Basic Finance Terms Every Business Owner Should Be Familiar With

Basic Finance Terms Every Business Owner Should Be Familiar With

March 15, 2021 0

As an owner of an SME in Africa, how many finance terms do you know? Owning a business is not a one-stop journey. It requires learning, pausing, and forging ahead, unafraid to take new paths when necessary. It’s a constant learning curve for both rookies and entrepreneurs with great ideas. But there’s no manual for being an entrepreneur.

So, how do you know what you should? Here are basic finance terms every business owner should be familiar with. If you’re a small or medium business owner, these terms are necessary to learn them to avoid being cheated or other unforeseen circumstances. 
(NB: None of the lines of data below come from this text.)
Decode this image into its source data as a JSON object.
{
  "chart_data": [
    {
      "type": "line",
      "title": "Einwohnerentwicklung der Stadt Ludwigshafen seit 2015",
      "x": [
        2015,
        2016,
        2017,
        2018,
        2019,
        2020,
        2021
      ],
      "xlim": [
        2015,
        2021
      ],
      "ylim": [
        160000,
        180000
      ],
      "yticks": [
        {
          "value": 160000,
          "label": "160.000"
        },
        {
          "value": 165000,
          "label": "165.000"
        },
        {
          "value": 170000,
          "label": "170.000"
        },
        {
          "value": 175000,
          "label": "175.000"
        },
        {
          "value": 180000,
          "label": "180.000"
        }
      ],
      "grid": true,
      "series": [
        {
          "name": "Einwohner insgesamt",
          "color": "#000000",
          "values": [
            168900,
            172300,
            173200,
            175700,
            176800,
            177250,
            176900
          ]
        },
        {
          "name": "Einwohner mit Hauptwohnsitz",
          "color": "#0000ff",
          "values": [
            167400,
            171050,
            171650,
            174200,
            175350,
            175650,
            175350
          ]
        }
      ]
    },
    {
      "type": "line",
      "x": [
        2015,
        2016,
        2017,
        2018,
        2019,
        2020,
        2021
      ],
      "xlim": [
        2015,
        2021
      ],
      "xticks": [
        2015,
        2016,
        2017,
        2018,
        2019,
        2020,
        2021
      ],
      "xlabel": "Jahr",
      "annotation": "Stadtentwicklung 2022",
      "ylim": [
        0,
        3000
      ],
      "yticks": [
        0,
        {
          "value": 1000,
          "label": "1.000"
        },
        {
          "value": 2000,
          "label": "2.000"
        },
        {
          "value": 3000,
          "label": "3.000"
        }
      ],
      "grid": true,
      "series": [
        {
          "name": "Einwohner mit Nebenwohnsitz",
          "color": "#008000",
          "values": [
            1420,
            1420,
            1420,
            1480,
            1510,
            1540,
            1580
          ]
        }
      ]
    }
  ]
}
Accounts Payable and Accounts Receivable

This is a business finance term representing obligations that your small business has to pay, such as debts to suppliers, creditors, and lenders. It could either be long term or short term, depending on the credit type provided by the lender to your business. Accounts Receivable, as the name implies, has to do with the money you expect to receive from your debtors as well.

Assets and Liabilities

This refers to anything your business owns, both tangible and intangible, that has value. Examples of items listed as business assets are cash on hand, buildings, inventory, equipment, accounts receivable and every other thing that could be turned into cash. Liabilities, on the other hand, are financial obligations that a business incurs that hasn’t been paid and has the ability to reduce the business’ cash or assets.

Basic Finance Terms Every Business Owner Should Be Familiar With
Business owners should understand basic finance terms

Balance Sheet

This shows your business’s financial position; in recent time, the name has been changed from ‘Balance Sheet’ to ‘Statement of Financial Position’. Just one look at your balance sheet and anyone would be able to tell your company’s net worth. It can also be seen as a summary of all your assets and liabilities. 

Income Statement

This is an important financial report that investors and lenders usually request to see whenever they’re evaluating your business and its viability. Your income statement is also referred to as a profit and loss statement. It addresses your business’s bottom line, stating how much your business earned and spent over a particular period of time. The result you get from calculating your income statement could either be a net gain or a net loss.

Bookkeeping

This is an accounting method that has to do with recording your business’s financial transactions. It means that you keep your books, recording all the inflow and outflow transactions your business makes in all the right subsidiary books.

Accrual Basis

This has to do with recording income at the time of it being earned, and also recording expenses immediately they occur. It is the most common accounting approach employed by larger businesses to main financial transactions. Accruals are expenses that have been incurred by the business but are yet to be recorded in its books. They include payroll and wages. 

Capital

This is usually referred to as your business’s overall wealth. It is demonstrated by your cash accounts, investments, and assets. It could either be tangible in form of buildings, equipment, and durable goods or it could be intangible in form of intellectual property and goodwill. 

Working Capital

This is different from fixed capital. It is made up of the necessary financial resources that your business needs to maintain its daily operation. It is the cash on hand or instruments that can be quickly converted to cash. 

Cash Flow

This is the amount of operating cash flowing through your business over a period of time, thereby affecting your business’s liquidity. It reflects activity for a particular period of time, which is usually one month or one accounting period. As a small business owner, it is important that you’re able to maintain tight control of your cash flow.

Cash Flow Projections

Your business decisions in future are dependent on your accurate cash flow projections. You’ll need to depend on previous cash flow patterns to plan ahead for upcoming expenditures. The patterns you observe will provide a comprehensive report on how you receive and spend your cash. 

Depreciation

Assets are liable to lose their value as time goes on due to things like wear and tear, and when this happens, we say that an asset has depreciated in value. Businesses can make use of different depreciation methods and rates to reduce the value of their assets, decreasing the recorded value of assets in the business. 

Fixed Asset

This is a tangible and long-term asset that is used for the business to achieve its goals. Items classified as fixed assets include computer equipment, furniture, real estate, and equipment. Consequently, they are different from current assets which are short term assets that could be written off in a one year period.

Gross Profit

This has to do with the money left after subtracting your direct costs and expenses from your total sales or income. Your expenses are made up of raw materials, labour costs, transportation of goods, etc., that had to go in for you to make your revenue in the first place.